Ce retrait, fait suite par ailleurs, à des mois de protestations contre la présence française, avec des manifestations régulières dans la capitale Niamey.

Pour rappel, la France a maintenu quelque 1 500 soldats au Niger,  et depuis le coup d’État de juillet dernier contre le président Mohamed Bazzoum, la France a refusé à plusieurs reprises l’ordre de la nouvelle autorité du pays de quitter le Niger, affirmant qu’elle ne reconnaissait pas la légitimité des putschistes.

Ce retrait, constitue un  « coup de massue » à la politique de la France en Afrique et Sahel en particulier.

Ainsi, Après le retrait des troupes françaises du Mali et du Burkina Faso, le Niger emboîte le pas à ses voisins.

Dans cet entretien accordé à Just-infoDZ, Gamal Abina, journaliste indépendant et analyste politique, revient sur ce revirement qui se traduit presque par « l’échec de la France » au Sahel, à la lumière  des dernières évolutions que connait la région

Just-infoDZ: Avec ce retrait, peut-on dire que c’est la fin du bras de fer entre Niamey et Paris ?

Les intérêts français dans la région restent très importants particulièrement dans le secteur connu du phosphate. Tant que les intérêts de la France ne sont pas en danger et tant que la société Orano ( Ex-Areva), n’est pas inquiète dans l’exploitation de ce minerai énergétique précieux, il y a fort à parier que la France n’intervienne jamais militairement.

  • Gamal Abina : Le retrait des troupes du Niger, annoncé par Monsieur Macron dans son allocution télévisée sur TF1, confirme simplement que la volonté du chef de l’État français depuis six ans n’est pas caractérisée par les interventions militaires. Il a toujours été très réceptif à cela, lorsqu’il est arrivé aux affaires, il avait proposé la réduction du budget des armées, en bon gestionnaire, afin de rétablir les comptes de l’État. L’idée que le bras de fer entre les autorités françaises et le Niger cesse est une réalité. Les intérêts français dans la région restent très importants particulièrement dans le secteur connu du phosphate. Tant que les intérêts de la France ne sont pas en danger et tant que la société Orano ( Ex-Areva), n’est pas inquiète dans l’exploitation de ce minerai énergétique précieux, il y a fort à parier que la France n’intervienne jamais militairement. Le retour du président Bazoum est réclamé, mais me semble compromis, les Français le savent.

Quel mécanisme sera adopté pour ce départ ?

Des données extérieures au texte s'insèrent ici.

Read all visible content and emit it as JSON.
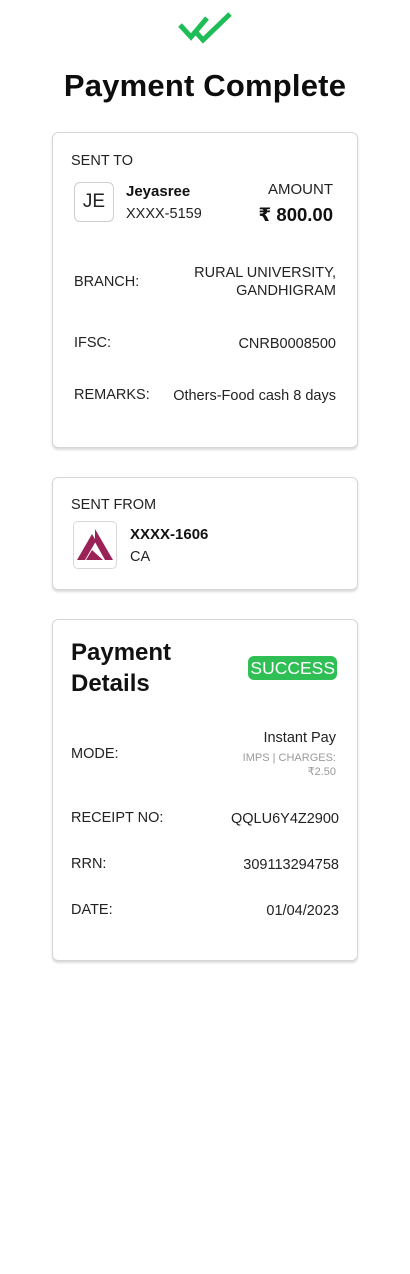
{
  "header": {
    "title": "Payment Complete",
    "icon": "double-check-icon",
    "icon_color": "#1fbd57"
  },
  "sent_to": {
    "label": "SENT TO",
    "avatar_initials": "JE",
    "name": "Jeyasree",
    "account": "XXXX-5159",
    "amount_label": "AMOUNT",
    "amount": "₹ 800.00",
    "rows": [
      {
        "label": "BRANCH:",
        "value_lines": [
          "RURAL UNIVERSITY,",
          "GANDHIGRAM"
        ]
      },
      {
        "label": "IFSC:",
        "value": "CNRB0008500"
      },
      {
        "label": "REMARKS:",
        "value": "Others-Food cash 8 days"
      }
    ]
  },
  "sent_from": {
    "label": "SENT FROM",
    "bank_logo": "axis-bank-logo",
    "logo_color": "#9b2257",
    "account": "XXXX-1606",
    "account_type": "CA"
  },
  "payment_details": {
    "title_lines": [
      "Payment",
      "Details"
    ],
    "status": "SUCCESS",
    "status_color": "#2fbf55",
    "mode_label": "MODE:",
    "mode_value": "Instant Pay",
    "mode_sub_lines": [
      "IMPS | CHARGES:",
      "₹2.50"
    ],
    "receipt_label": "RECEIPT NO:",
    "receipt_value": "QQLU6Y4Z2900",
    "rrn_label": "RRN:",
    "rrn_value": "309113294758",
    "date_label": "DATE:",
    "date_value": "01/04/2023"
  }
}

  • Le retrait se fera sur un calendrier le 3 mois qui sera certainement négocier avec les nouvelles d’autorité du Niger 

Que signifie de départ de l’ambassadeur ?

  • Le départ de l’ambassadeur était une exigence de l’État nigérien. L’acceptation de cette exigence conduit  à penser que les autorités françaises acceptent elles aussi la nouvelle réalité politique du pays

Est-ce que les troupes françaises se sont définitivement retirées du Sahel ?

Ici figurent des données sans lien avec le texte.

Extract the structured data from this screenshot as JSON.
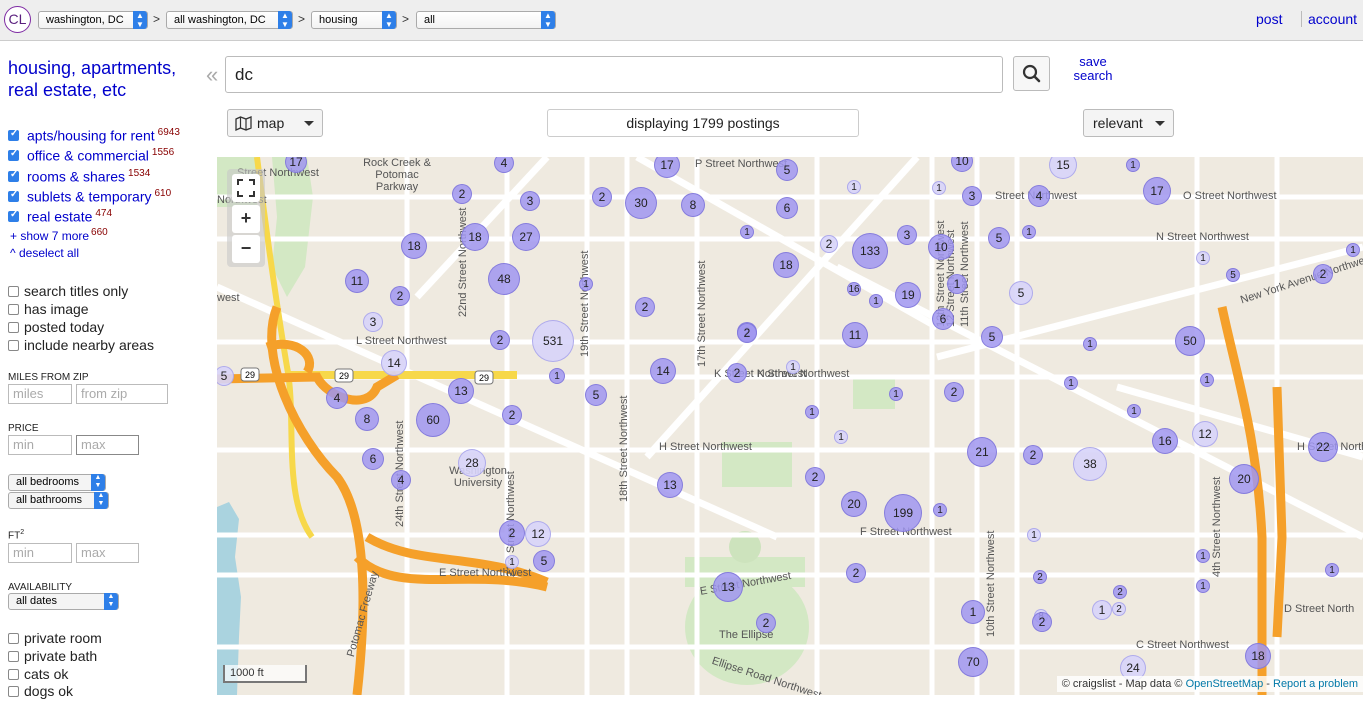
{
  "header": {
    "logo": "CL",
    "breadcrumbs": [
      "washington, DC",
      "all washington, DC",
      "housing",
      "all"
    ],
    "separator": ">",
    "post_label": "post",
    "account_label": "account"
  },
  "sidebar": {
    "category_title": "housing, apartments, real estate, etc",
    "categories": [
      {
        "label": "apts/housing for rent",
        "count": "6943",
        "checked": true
      },
      {
        "label": "office & commercial",
        "count": "1556",
        "checked": true
      },
      {
        "label": "rooms & shares",
        "count": "1534",
        "checked": true
      },
      {
        "label": "sublets & temporary",
        "count": "610",
        "checked": true
      },
      {
        "label": "real estate",
        "count": "474",
        "checked": true
      }
    ],
    "show_more": {
      "label": "+ show 7 more",
      "count": "660"
    },
    "deselect_all": "^ deselect all",
    "options": [
      "search titles only",
      "has image",
      "posted today",
      "include nearby areas"
    ],
    "miles_from_zip": {
      "label": "MILES FROM ZIP",
      "miles_placeholder": "miles",
      "zip_placeholder": "from zip"
    },
    "price": {
      "label": "PRICE",
      "min_placeholder": "min",
      "max_placeholder": "max"
    },
    "bedrooms": "all bedrooms",
    "bathrooms": "all bathrooms",
    "sqft": {
      "label": "FT",
      "sup": "2",
      "min_placeholder": "min",
      "max_placeholder": "max"
    },
    "availability": {
      "label": "AVAILABILITY",
      "value": "all dates"
    },
    "extra_options": [
      "private room",
      "private bath",
      "cats ok",
      "dogs ok"
    ]
  },
  "search": {
    "query": "dc",
    "save_search": "save search",
    "collapse_icon": "«"
  },
  "toolbar": {
    "view_label": "map",
    "display_count": "displaying 1799 postings",
    "sort_label": "relevant"
  },
  "map": {
    "scale_label": "1000 ft",
    "attribution_prefix": "© craigslist - Map data ©",
    "attribution_osm": "OpenStreetMap",
    "attribution_sep": " - ",
    "attribution_report": "Report a problem",
    "street_labels": [
      "P Street Northwest",
      "O Street Northwest",
      "N Street Northwest",
      "L Street Northwest",
      "K Street Northwest",
      "H Street Northwest",
      "F Street Northwest",
      "E Street Northwest",
      "C Street Northwest",
      "D Street North",
      "New York Avenue Northwest",
      "Rock Creek & Potomac Parkway",
      "Washington University",
      "The Ellipse",
      "Ellipse Road Northwest",
      "Potomac Freeway",
      "22nd Street Northwest",
      "24th Street Northwest",
      "21st Street Northwest",
      "19th Street Northwest",
      "17th Street Northwest",
      "18th Street Northwest",
      "11th Street Northwest",
      "12th Street Northwest",
      "10th Street Northwest",
      "4th Street Northwest",
      "H Street Northwest",
      "K Street Northwest",
      "E Street Northwest",
      "Street Northwest",
      "Northwest",
      "west",
      "12 Street Northwest",
      "Street Northwest"
    ],
    "highway_shields": [
      "29",
      "29",
      "29"
    ],
    "clusters": [
      "17",
      "5",
      "10",
      "15",
      "17",
      "4",
      "1",
      "2",
      "30",
      "8",
      "6",
      "1",
      "1",
      "3",
      "4",
      "17",
      "2",
      "3",
      "18",
      "1",
      "2",
      "133",
      "3",
      "10",
      "5",
      "1",
      "1",
      "2",
      "18",
      "27",
      "18",
      "16",
      "1",
      "5",
      "1",
      "5",
      "2",
      "11",
      "48",
      "1",
      "19",
      "2",
      "2",
      "1",
      "6",
      "3",
      "2",
      "531",
      "2",
      "11",
      "5",
      "50",
      "1",
      "14",
      "14",
      "5",
      "1",
      "2",
      "1",
      "1",
      "1",
      "13",
      "5",
      "1",
      "2",
      "1",
      "4",
      "8",
      "60",
      "2",
      "1",
      "1",
      "2",
      "21",
      "2",
      "38",
      "16",
      "12",
      "22",
      "6",
      "28",
      "13",
      "2",
      "20",
      "199",
      "1",
      "20",
      "4",
      "12",
      "1",
      "1",
      "5",
      "13",
      "2",
      "2",
      "2",
      "1",
      "8",
      "1",
      "2",
      "1",
      "2",
      "70",
      "24",
      "1",
      "18",
      "1",
      "1",
      "2"
    ]
  },
  "colors": {
    "accent": "#2e7fe8",
    "link": "#0000cc",
    "cluster": "#a096f0",
    "highway": "#f5a02a"
  }
}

  • Sur la question des troupes françaises qui se seraient retirées définitivement du Sahel on se rend compte qu’il y avait déjà eu un retrait anticipé du Mali puis du Burkina. L’essentiel des troupes ont été concentrées au Niger et avec le départ du Niger l’essentiel de la force Berkane aura disparu de la région. En définitive les pressions internationales Algérie États-Unis Russie – Italie, on s’en doute accélérer ce processus. 

La France-Afrique c’est aussi le Niger, à votre avis qu’implique ce départ ?

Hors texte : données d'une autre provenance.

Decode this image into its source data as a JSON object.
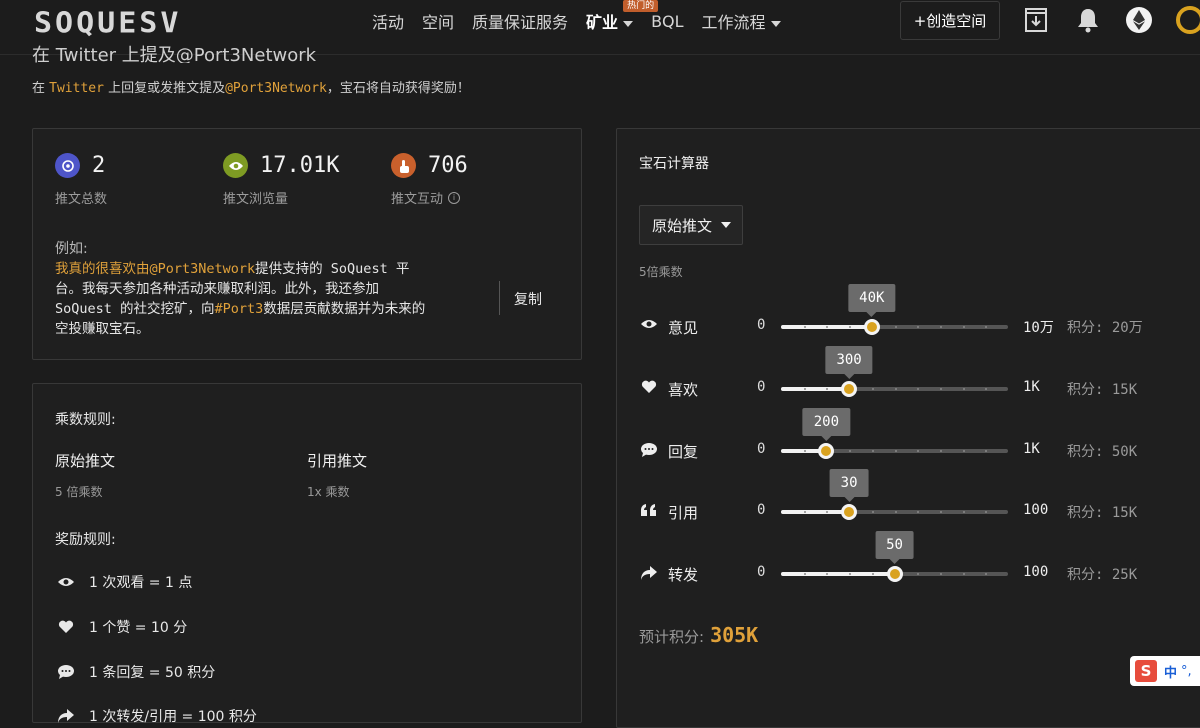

  • La France Afrique c’est aussi le Niger, certes, mais aussi et surtout les pays francophones, dont certains ont préféré rejoindre le Commonwealth pour en finir mais la France Afrique. C’est beaucoup plus que cela !  C’est d’abord, le contrôle de la politique par la langue française, le contrôle des élections par les acteurs plutôt favorables à Paris, le contrôle du pays par cette monnaie Néo colonial qu’on appelle le  franc CFA, et bien sûr le contrôle direct ou indirect de l’exploitation minière pétrolière gazières de ces pays avec un maintien pratiquement féodal des anciennes colonies françaises. 

Quelles conséquences sur les relations entre la France et le Sahel ? Quid des contrats économiques ?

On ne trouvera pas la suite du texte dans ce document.